Taille immense de l’arche
L’arche, selon les instructions de Dieu, devait faire trois cents coudées de long, la coudée étant une unité de mesure désignant la distance depuis le coude jusqu’au bout des doigts. De nombreuses coudées différentes ont été utilisées sous l’Antiquité, mais toutes partageaient de grandes similarités, et la plupart des études littéralistes s’accordent à donner à l’embarcation une longueur approximative de 137 mètres. En tout état de cause, c’est beaucoup plus que n’importe quel navire en bois construit au cours de l’histoire. D’après certaines sources, l’amiral chinois Zheng He, au début du XVe siècle, aurait disposé de jonques d’une longueur atteignant 122 mètres, mais ce chiffre pourrait être le fruit d’une exagération. La goélette Wyoming, mise à la mer en 1909, était longue de « seulement » 107 mètres et constitue le plus grand navire en coque de bois jamais construit et dont on peut attester l’existence avec certitude. Ce navire, d’ailleurs, avait besoin de supports en fer pour empêcher toute déformation et d’une pompe marchant à la vapeur pour remédier à de sérieux problèmes de voies d’eau : la construction et les défauts inhérents à ces grands bateaux en bois, dans l’Europe de la fin du XIXe siècle, indiquaient suffisamment que leur taille avait franchi les limites pratiques de ce type de matériau.

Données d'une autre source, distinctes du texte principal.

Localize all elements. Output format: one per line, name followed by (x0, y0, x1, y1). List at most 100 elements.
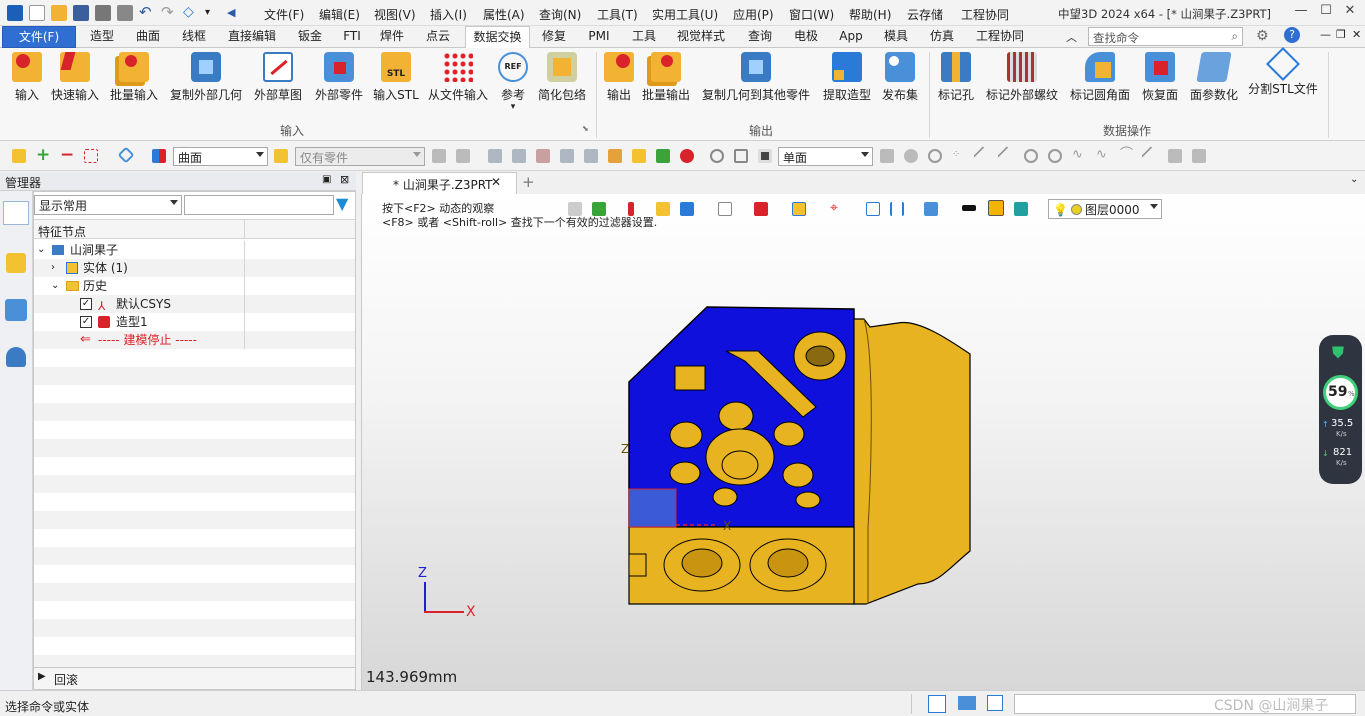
3d-viewport[interactable]: 按下<F2> 动态的观察 <F8> 或者 <Shift-roll> 查找下一个有… (361, 194, 1365, 690)
pen-icon[interactable] (628, 202, 634, 216)
layer-icon[interactable] (608, 149, 622, 163)
new-file-icon[interactable] (29, 5, 45, 21)
chevron-up-icon[interactable]: ︿ (1066, 29, 1077, 45)
tab-modeling[interactable]: 造型 (80, 26, 124, 48)
view-tab-icon[interactable] (5, 299, 27, 321)
shaded-icon[interactable] (656, 202, 670, 216)
box-select-icon[interactable] (84, 149, 98, 163)
scope-select[interactable]: 仅有零件 (295, 147, 425, 166)
chevron-down-icon[interactable]: ⌄ (1350, 174, 1358, 185)
menu-attribute[interactable]: 属性(A) (483, 6, 525, 23)
tree-node-model[interactable]: ✓ 造型1 (34, 313, 355, 331)
polygon-select-icon[interactable] (117, 146, 135, 164)
pin-icon[interactable]: ▣ (322, 174, 331, 185)
snap-icon[interactable] (880, 149, 894, 163)
part-filter-icon[interactable] (274, 149, 288, 163)
funnel-filter-icon[interactable]: ▼ (336, 196, 354, 214)
help-icon[interactable]: ? (1284, 27, 1300, 43)
face-color-swatch[interactable] (988, 200, 1004, 216)
history-tab-icon[interactable] (3, 201, 29, 225)
performance-monitor[interactable]: ⛊ 59 % ↑ 35.5 K/s ↓ 821 K/s (1319, 335, 1362, 484)
curve-icon[interactable]: ∿ (1072, 148, 1086, 163)
filter-option-icon[interactable] (432, 149, 446, 163)
print-filter-icon[interactable] (456, 149, 470, 163)
tab-direct-edit[interactable]: 直接编辑 (222, 26, 282, 48)
external-sketch-button[interactable]: 外部草图 (250, 52, 306, 103)
face-mode-select[interactable]: 单面 (778, 147, 873, 166)
stop-icon[interactable] (758, 149, 772, 163)
copy-geometry-to-part-button[interactable]: 复制几何到其他零件 (700, 52, 812, 103)
snap-icon[interactable] (904, 149, 918, 163)
circle-icon[interactable] (1024, 149, 1038, 163)
tree-node-history[interactable]: ⌄ 历史 (34, 277, 355, 295)
arc-icon[interactable]: ⌒ (1120, 148, 1134, 163)
mark-external-thread-button[interactable]: 标记外部螺纹 (984, 52, 1060, 103)
tab-collaboration[interactable]: 工程协同 (968, 26, 1032, 48)
print-icon[interactable] (95, 5, 111, 21)
circle-icon[interactable] (1048, 149, 1062, 163)
line-icon[interactable] (973, 146, 993, 166)
view-tool-icon[interactable] (560, 149, 574, 163)
line-color-swatch[interactable] (962, 205, 976, 211)
document-tab[interactable]: * 山涧果子.Z3PRT ✕ (362, 172, 517, 194)
render-mode-icon[interactable] (592, 202, 606, 216)
chevron-down-icon[interactable]: ⌄ (37, 241, 45, 259)
color-icon[interactable] (680, 149, 694, 163)
assembly-icon[interactable] (656, 149, 670, 163)
model-visibility-checkbox[interactable]: ✓ (80, 316, 92, 328)
import-stl-button[interactable]: STL 输入STL (372, 52, 420, 103)
reference-button[interactable]: REF 参考 ▾ (496, 52, 530, 112)
filter-icon[interactable] (152, 149, 166, 163)
menu-collaboration[interactable]: 工程协同 (961, 6, 1009, 23)
play-icon[interactable] (928, 149, 942, 163)
zoom-fit-icon[interactable] (866, 202, 880, 216)
doc-minimize-button[interactable]: — (1320, 28, 1331, 41)
remove-icon[interactable]: − (60, 147, 74, 164)
close-button[interactable]: ✕ (1340, 3, 1360, 23)
menu-utilities[interactable]: 实用工具(U) (652, 6, 718, 23)
target-icon[interactable]: ⌖ (830, 201, 844, 216)
tab-sheet-metal[interactable]: 钣金 (288, 26, 332, 48)
tab-visual-style[interactable]: 视觉样式 (670, 26, 732, 48)
view-tool-icon[interactable] (536, 149, 550, 163)
view-tool-icon[interactable] (512, 149, 526, 163)
surface-icon[interactable] (1168, 149, 1182, 163)
display-icon[interactable] (792, 202, 806, 216)
tree-node-csys[interactable]: ✓ ⅄ 默认CSYS (34, 295, 355, 313)
tab-tools[interactable]: 工具 (624, 26, 664, 48)
doc-restore-button[interactable]: ❐ (1336, 28, 1346, 41)
undo-icon[interactable]: ↶ (139, 5, 155, 21)
line-icon[interactable] (1141, 146, 1161, 166)
tab-point-cloud[interactable]: 点云 (418, 26, 458, 48)
minimize-button[interactable]: — (1291, 3, 1311, 23)
line-icon[interactable] (997, 146, 1017, 166)
chevron-right-icon[interactable]: › (51, 259, 55, 277)
chevron-right-icon[interactable]: ▶ (38, 671, 46, 682)
view-back-icon[interactable] (568, 202, 582, 216)
open-folder-icon[interactable] (51, 5, 67, 21)
tab-simulation[interactable]: 仿真 (922, 26, 962, 48)
export-button[interactable]: 输出 (602, 52, 636, 103)
import-from-file-button[interactable]: 从文件输入 (426, 52, 490, 103)
model-side-wall[interactable] (853, 318, 971, 605)
restore-face-button[interactable]: 恢复面 (1140, 52, 1180, 103)
face-parametrize-button[interactable]: 面参数化 (1188, 52, 1240, 103)
collapse-arrow-icon[interactable]: ◀ (227, 5, 243, 21)
part-icon[interactable] (632, 149, 646, 163)
maximize-button[interactable]: ☐ (1316, 3, 1336, 23)
menu-view[interactable]: 视图(V) (374, 6, 416, 23)
pan-icon[interactable] (734, 149, 748, 163)
import-button[interactable]: 输入 (10, 52, 44, 103)
doc-close-button[interactable]: ✕ (1352, 28, 1361, 41)
extract-shape-button[interactable]: 提取造型 (820, 52, 874, 103)
simplify-wrap-button[interactable]: 简化包络 (536, 52, 588, 103)
tab-pmi[interactable]: PMI (580, 26, 618, 48)
menu-inquire[interactable]: 查询(N) (539, 6, 581, 23)
chevron-down-icon[interactable]: ▾ (496, 103, 530, 112)
tree-node-solid[interactable]: › 实体 (1) (34, 259, 355, 277)
tab-repair[interactable]: 修复 (534, 26, 574, 48)
mark-fillet-face-button[interactable]: 标记圆角面 (1068, 52, 1132, 103)
gear-icon[interactable]: ⚙ (1256, 28, 1269, 44)
view-tool-icon[interactable] (584, 149, 598, 163)
assembly-tab-icon[interactable] (6, 253, 26, 273)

L’arche devait avoir un volume total d’environ 40 000 m³ et un déplacement égal à un peu moins de la moitié de celui du Titanic, soit environ 22 000 tonnes.

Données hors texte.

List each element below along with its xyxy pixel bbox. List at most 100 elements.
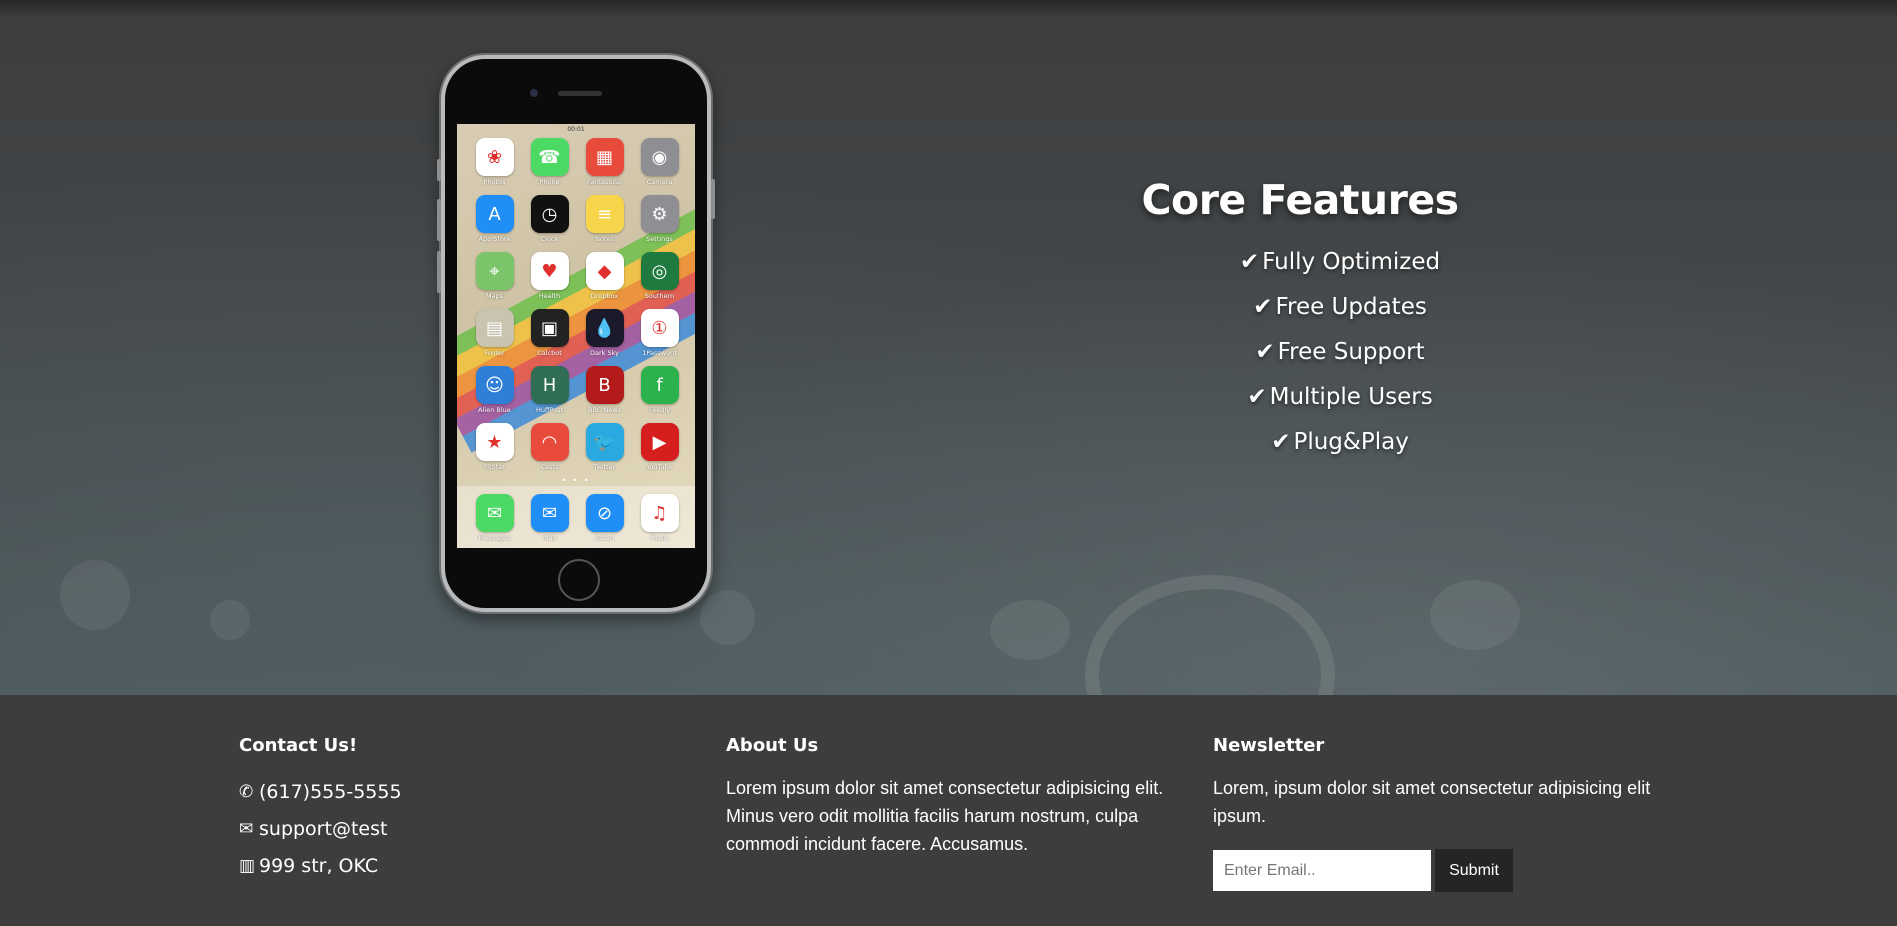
app-photos: ❀ Photos [467, 138, 522, 186]
front-camera [530, 89, 538, 97]
app-youtube: ▶ YouTube [632, 423, 687, 471]
app-phone: ☎ Phone [522, 138, 577, 186]
phone-icon: ✆ [239, 782, 254, 802]
bokeh-decoration [60, 560, 130, 630]
app-label: Health [538, 292, 561, 300]
app-label: Dark Sky [590, 349, 619, 357]
calcbot-icon: ▣ [530, 309, 569, 347]
contact-address: ▥ 999 str, OKC [239, 848, 402, 885]
clock-icon: ◷ [530, 195, 569, 233]
footer: Contact Us! ✆ (617)555-5555 ✉ support@te… [0, 695, 1897, 926]
feature-item: ✔ Fully Optimized [1140, 240, 1540, 285]
newsletter-title: Newsletter [1213, 735, 1325, 756]
phone-mute-switch [437, 159, 441, 181]
app-southern: ◎ Southern [632, 252, 687, 300]
check-icon: ✔ [1247, 384, 1267, 410]
app-label: Feedly [648, 406, 671, 414]
fantastical-icon: ▦ [585, 138, 624, 176]
app-label: 1Password [642, 349, 677, 357]
app-safari: ⊘ Safari [577, 494, 632, 542]
app-notes: ≡ Notes [577, 195, 632, 243]
app-label: Twitter [593, 463, 616, 471]
app-app-store: A App Store [467, 195, 522, 243]
music-icon: ♫ [640, 494, 679, 532]
app-label: App Store [478, 235, 511, 243]
app-label: Mail [542, 534, 557, 542]
app-label: Photos [483, 178, 506, 186]
safari-icon: ⊘ [585, 494, 624, 532]
map-icon: ▥ [239, 856, 256, 876]
app-folder: ▤ Folder [467, 309, 522, 357]
contact-section: Contact Us! ✆ (617)555-5555 ✉ support@te… [239, 735, 402, 885]
app-label: Messages [478, 534, 511, 542]
notes-icon: ≡ [585, 195, 624, 233]
app-dropbox: ◆ Dropbox [577, 252, 632, 300]
app-label: BBC News [588, 406, 621, 414]
features-title: Core Features [1141, 176, 1459, 224]
app-label: Alien Blue [478, 406, 511, 414]
app-bbc-news: B BBC News [577, 366, 632, 414]
app-casts: ◠ Casts [522, 423, 577, 471]
app-feedly: f Feedly [632, 366, 687, 414]
contact-title: Contact Us! [239, 735, 358, 756]
folder-icon: ▤ [475, 309, 514, 347]
mail-icon: ✉ [530, 494, 569, 532]
feature-label: Multiple Users [1269, 384, 1433, 410]
app-maps: ⌖ Maps [467, 252, 522, 300]
app-label: Maps [485, 292, 504, 300]
youtube-icon: ▶ [640, 423, 679, 461]
hero-section: 00:01 ❀ Photos ☎ Phone ▦ Fantastical ◉ Camera A A… [0, 0, 1897, 695]
app-1password: ① 1Password [632, 309, 687, 357]
bokeh-decoration [1430, 580, 1520, 650]
casts-icon: ◠ [530, 423, 569, 461]
dock-grid: ✉ Messages ✉ Mail ⊘ Safari ♫ Music [467, 494, 687, 542]
bokeh-decoration [990, 600, 1070, 660]
dropbox-icon: ◆ [585, 252, 624, 290]
app-label: Casts [540, 463, 559, 471]
app-twitter: 🐦 Twitter [577, 423, 632, 471]
app-label: Camera [646, 178, 673, 186]
phone-speaker [558, 91, 602, 96]
phone-screen: 00:01 ❀ Photos ☎ Phone ▦ Fantastical ◉ Camera A A… [457, 124, 695, 548]
app-label: Clock [540, 235, 559, 243]
check-icon: ✔ [1239, 249, 1260, 275]
app-fantastical: ▦ Fantastical [577, 138, 632, 186]
phone-mockup: 00:01 ❀ Photos ☎ Phone ▦ Fantastical ◉ Camera A A… [437, 55, 715, 612]
health-icon: ♥ [530, 252, 569, 290]
app-label: Notes [595, 235, 614, 243]
app-grid: ❀ Photos ☎ Phone ▦ Fantastical ◉ Camera A App Sto… [467, 138, 687, 471]
submit-button[interactable]: Submit [1435, 849, 1513, 892]
contact-address-text: 999 str, OKC [259, 855, 379, 877]
app-calcbot: ▣ Calcbot [522, 309, 577, 357]
app-clock: ◷ Clock [522, 195, 577, 243]
feature-label: Plug&Play [1293, 429, 1409, 455]
app-alien-blue: ☺ Alien Blue [467, 366, 522, 414]
app-label: Southern [644, 292, 675, 300]
about-title: About Us [726, 735, 819, 756]
phone-volume-up [437, 199, 441, 241]
1password-icon: ① [640, 309, 679, 347]
feature-label: Free Support [1277, 339, 1425, 365]
app-mail: ✉ Mail [522, 494, 577, 542]
email-input[interactable] [1213, 850, 1431, 891]
settings-icon: ⚙ [640, 195, 679, 233]
feature-list: ✔ Fully Optimized ✔ Free Updates ✔ Free Suppo… [1140, 240, 1540, 465]
app-label: YouTube [646, 463, 673, 471]
app-label: Dropbox [590, 292, 619, 300]
contact-email-text: support@test [259, 818, 388, 840]
maps-icon: ⌖ [475, 252, 514, 290]
app-label: HuffPost [535, 406, 564, 414]
about-section: About Us Lorem ipsum dolor sit amet cons… [726, 735, 1166, 858]
phone-status-bar: 00:01 [567, 126, 585, 133]
app-label: Safari [595, 534, 614, 542]
dark-sky-icon: 💧 [585, 309, 624, 347]
about-text: Lorem ipsum dolor sit amet consectetur a… [726, 778, 1164, 854]
app-label: FitStar [484, 463, 505, 471]
bokeh-decoration [210, 600, 250, 640]
app-label: Folder [484, 349, 505, 357]
feature-label: Fully Optimized [1262, 249, 1441, 275]
bokeh-decoration [700, 590, 755, 645]
core-features: Core Features ✔ Fully Optimized ✔ Free Upda… [1140, 176, 1540, 465]
feature-item: ✔ Free Support [1140, 330, 1540, 375]
huffpost-icon: H [530, 366, 569, 404]
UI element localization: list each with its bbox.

Et tout cela à l’âge de pierre ...
D’où viendrait l’eau ?
Le récit correspond à une vision de l’univers qui comprendrait d’énormes réserves d’eau en haut et en bas, la terre se trouvant au milieu.
Dieu ouvre les réservoirs d’en haut... cela suffit à inonder la terre.
Mais jamais la pluie qui vient de la mer (c’est toujours la même eau) pourrait faire monter le niveau ! Seule la fonte des glaces le pourrait, mais certainement pas au point de couvrir la moindre montagne...
Rassembler tous les animaux
Mission impossible ! La biodiversité et l’étendue du monde connues aujourd’hui rendent la chose totalement illusoire. Rassembler les animaux d’un zoo oui, mais pas plus...
Tout cela par une poignée de personnes...
Lecture littérale ?
Pour nous les fondamentalistes littéralistes qui prennent une telle histoire au pied de la lettre sont, soit des imbéciles, soit, et c’est plus grave, des gens malhonnêtes intellectuellement. Ils ont peur de leur propre bon sens ! Où pire, cherchent à manipuler les gens naïfs en s’aveuglant eux-même ! D’un point de vue du judaïsme, c’est une forme de paganisme du texte au sens littéral. Ils idolâtrent un texte au détriment de l’intelligence midrashique et du bon sens rationnel. Ils piétinent Maimonide et tous les grands commentateurs de la tradition talmudique qui ne se sont jamais laissés piégés par le sens immédiat de tels textes.
Ils sont hélas nombreux à penser comme cela dans une partie de l’orthodoxie radicale (pas la moderne), ont pignon sur rue et se permettent de présenter leur vision comme la seule légitime dans le judaïsme au détriment de toute autre...
Heureusement que la tradition textuelle juive, Talmud , midrash et commentaires offre des points de vue autrement plus riches et questionnant qu’une littéralité aussi primaire.